Pour étayer ses affirmations Madame Y produit les relevés de pointage de Mr A pour la période de mai et juin 2012 desquels il ressort que celui ci n’a pas badgé à plusieurs reprises à la pause de midi et lors de son entrée ou sortie en début et fin de journée. Mr A atteste avoir été dans l’impossibilité de pointer durant le mois de mai 2012 dans la mesure où la badgeuse de son rayon a fait l’objet de la mise en place de nouveaux badges à puces et qu’il a par conséquent averti la direction de ces manquements et leur a communiqué les horaires effectués. Mme Y a été licenciée pour avoir omis de pointer sur la même période à la pause de midi. Il ressort du contrat de travail de Monsieur A que celui ci travaille à temps partiel et n’est par conséquent pas placé dans les mêmes conditions que Mme Y. Toutefois il ressort de ses horaires de travail que ce dernier est présent à l’heure de pause déjeuner et dispose d’une heure de table à raison de deux jours par semaine, soit le jeudi et le vendredi.
Madame Y considère avoir fait l’objet d’une discrimination dans la mesure où Mr A n’a pas été inquiété pour ses manquements à son obligation de pointage et s’est vu notifié sa première lettre recommandée que le 5 juillet 2012.
De l’examen du dossier, il ressort que Mme Z a fait l’objet de plusieurs rappels et mises en garde avant son licenciement. Dès le 13 avril 2011, son employeur lui adressait une lettre lui rappelant ses obligations contractuelles notamment quant au badgeage impératif et les manquements constatés sur le mois de mars 2011. Le 19 janvier 2012, la SARL HANRO répondait à Mme Y sur son refus de signer l’avenant à son contrat de travail du 19 décembre 2011 modifiant sa rémunération et attirait son attention sur de nouveaux manquements à son obligation de badger sur les mois d’avril, juillet, septembre, novembre et décembre 2011.
Par courrier du 4 mai 2012, Mme X informait la SARL HANRO qu’elle prenait bonne note des manquements reprochés et qu’elle tâcherait de ne plus oublier.
Le 9 mai 2012, Mme Y faisait l’objet d’un avertissement disciplinaire pour avoir réitéré dans son comportement fautif et avoir omis de badger lors de ses sorties du 11 janvier et 21 février 2012 ainsi que de n’avoir jamais badger lors de la pause déjeuner.
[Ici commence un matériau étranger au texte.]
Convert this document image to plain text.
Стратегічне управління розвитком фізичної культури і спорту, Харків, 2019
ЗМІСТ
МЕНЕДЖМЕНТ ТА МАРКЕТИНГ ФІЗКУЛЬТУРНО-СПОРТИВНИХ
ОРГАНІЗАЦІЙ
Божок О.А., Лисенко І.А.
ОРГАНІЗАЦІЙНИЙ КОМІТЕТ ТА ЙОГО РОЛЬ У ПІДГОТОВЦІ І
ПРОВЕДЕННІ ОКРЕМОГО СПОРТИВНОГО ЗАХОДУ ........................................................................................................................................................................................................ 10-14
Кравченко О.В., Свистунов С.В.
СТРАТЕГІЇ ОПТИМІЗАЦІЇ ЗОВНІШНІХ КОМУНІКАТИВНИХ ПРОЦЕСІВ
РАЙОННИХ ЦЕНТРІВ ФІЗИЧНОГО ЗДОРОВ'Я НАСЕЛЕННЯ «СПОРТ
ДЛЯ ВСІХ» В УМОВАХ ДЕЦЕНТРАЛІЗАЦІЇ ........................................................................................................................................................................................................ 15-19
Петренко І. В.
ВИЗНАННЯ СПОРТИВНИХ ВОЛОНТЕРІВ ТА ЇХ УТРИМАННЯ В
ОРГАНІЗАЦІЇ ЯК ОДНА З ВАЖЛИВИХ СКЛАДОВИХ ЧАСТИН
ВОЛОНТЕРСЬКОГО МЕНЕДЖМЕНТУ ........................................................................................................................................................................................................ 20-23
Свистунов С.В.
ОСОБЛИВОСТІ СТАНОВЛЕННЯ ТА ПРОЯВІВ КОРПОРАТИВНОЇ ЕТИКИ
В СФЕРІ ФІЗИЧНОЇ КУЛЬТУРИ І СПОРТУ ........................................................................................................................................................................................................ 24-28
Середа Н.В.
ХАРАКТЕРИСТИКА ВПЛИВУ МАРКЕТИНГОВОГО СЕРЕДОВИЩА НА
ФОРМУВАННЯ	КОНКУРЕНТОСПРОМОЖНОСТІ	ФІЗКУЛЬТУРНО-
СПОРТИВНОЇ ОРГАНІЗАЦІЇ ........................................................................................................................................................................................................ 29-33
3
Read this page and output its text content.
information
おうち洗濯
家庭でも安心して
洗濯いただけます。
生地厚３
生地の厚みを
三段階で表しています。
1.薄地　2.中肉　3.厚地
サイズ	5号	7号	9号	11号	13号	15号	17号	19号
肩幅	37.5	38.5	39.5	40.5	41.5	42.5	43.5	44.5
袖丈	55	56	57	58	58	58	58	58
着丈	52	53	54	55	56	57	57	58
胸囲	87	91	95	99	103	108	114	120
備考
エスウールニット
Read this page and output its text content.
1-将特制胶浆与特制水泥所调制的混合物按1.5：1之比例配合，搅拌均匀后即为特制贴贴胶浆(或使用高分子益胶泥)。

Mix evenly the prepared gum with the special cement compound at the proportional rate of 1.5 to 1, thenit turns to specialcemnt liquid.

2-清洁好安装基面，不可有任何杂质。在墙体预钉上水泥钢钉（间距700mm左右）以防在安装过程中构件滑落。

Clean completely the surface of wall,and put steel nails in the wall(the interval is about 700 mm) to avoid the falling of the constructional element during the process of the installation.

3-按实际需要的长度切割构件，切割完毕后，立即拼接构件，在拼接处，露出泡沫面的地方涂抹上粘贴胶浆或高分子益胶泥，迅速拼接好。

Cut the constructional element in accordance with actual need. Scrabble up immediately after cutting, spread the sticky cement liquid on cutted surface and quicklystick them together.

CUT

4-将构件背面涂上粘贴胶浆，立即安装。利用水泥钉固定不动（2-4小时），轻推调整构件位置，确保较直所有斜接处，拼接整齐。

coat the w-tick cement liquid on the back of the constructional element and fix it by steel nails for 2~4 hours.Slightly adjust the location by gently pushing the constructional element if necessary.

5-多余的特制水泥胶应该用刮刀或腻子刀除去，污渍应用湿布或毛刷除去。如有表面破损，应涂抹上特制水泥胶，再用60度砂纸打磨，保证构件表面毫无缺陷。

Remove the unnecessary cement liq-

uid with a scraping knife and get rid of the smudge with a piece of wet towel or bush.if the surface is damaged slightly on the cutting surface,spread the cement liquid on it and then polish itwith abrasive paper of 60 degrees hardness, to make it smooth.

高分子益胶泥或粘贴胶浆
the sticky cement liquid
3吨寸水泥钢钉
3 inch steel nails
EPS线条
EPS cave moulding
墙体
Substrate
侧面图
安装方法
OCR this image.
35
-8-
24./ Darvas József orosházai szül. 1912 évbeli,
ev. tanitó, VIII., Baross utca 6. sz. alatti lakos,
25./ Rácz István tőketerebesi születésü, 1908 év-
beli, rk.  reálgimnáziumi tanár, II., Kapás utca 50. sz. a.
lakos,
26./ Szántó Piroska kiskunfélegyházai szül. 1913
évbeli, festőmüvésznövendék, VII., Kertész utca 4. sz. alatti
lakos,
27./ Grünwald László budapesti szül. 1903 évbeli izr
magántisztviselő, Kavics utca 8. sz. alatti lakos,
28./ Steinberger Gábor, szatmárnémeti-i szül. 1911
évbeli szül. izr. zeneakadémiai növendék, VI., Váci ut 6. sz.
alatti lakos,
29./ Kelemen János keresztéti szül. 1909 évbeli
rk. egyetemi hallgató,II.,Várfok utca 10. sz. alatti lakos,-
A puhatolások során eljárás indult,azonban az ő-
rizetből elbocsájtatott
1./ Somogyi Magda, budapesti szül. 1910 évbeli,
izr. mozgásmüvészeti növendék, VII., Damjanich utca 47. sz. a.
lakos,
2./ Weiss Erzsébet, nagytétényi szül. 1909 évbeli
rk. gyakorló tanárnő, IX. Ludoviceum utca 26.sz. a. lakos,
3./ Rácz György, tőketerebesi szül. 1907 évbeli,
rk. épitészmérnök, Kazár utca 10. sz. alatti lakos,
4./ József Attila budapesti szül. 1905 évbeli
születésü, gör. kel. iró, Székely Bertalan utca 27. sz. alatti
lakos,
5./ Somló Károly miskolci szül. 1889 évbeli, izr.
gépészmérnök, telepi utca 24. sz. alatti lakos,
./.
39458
Par lettre RAR du 6 juillet 2012 Mme Y faisait l’objet d’un nouveau rappel de la part de la SARL HANRO lui demandant de bien vouloir respecter ses obligations de pointage avec une grande vigilance.
Mr A quant à lui a fait l’objet d’un rappel le 30 janvier 2013 concernant son obligation de badger pour des manquements constatés sur les mois d’octobre, novembre et décembre 2012.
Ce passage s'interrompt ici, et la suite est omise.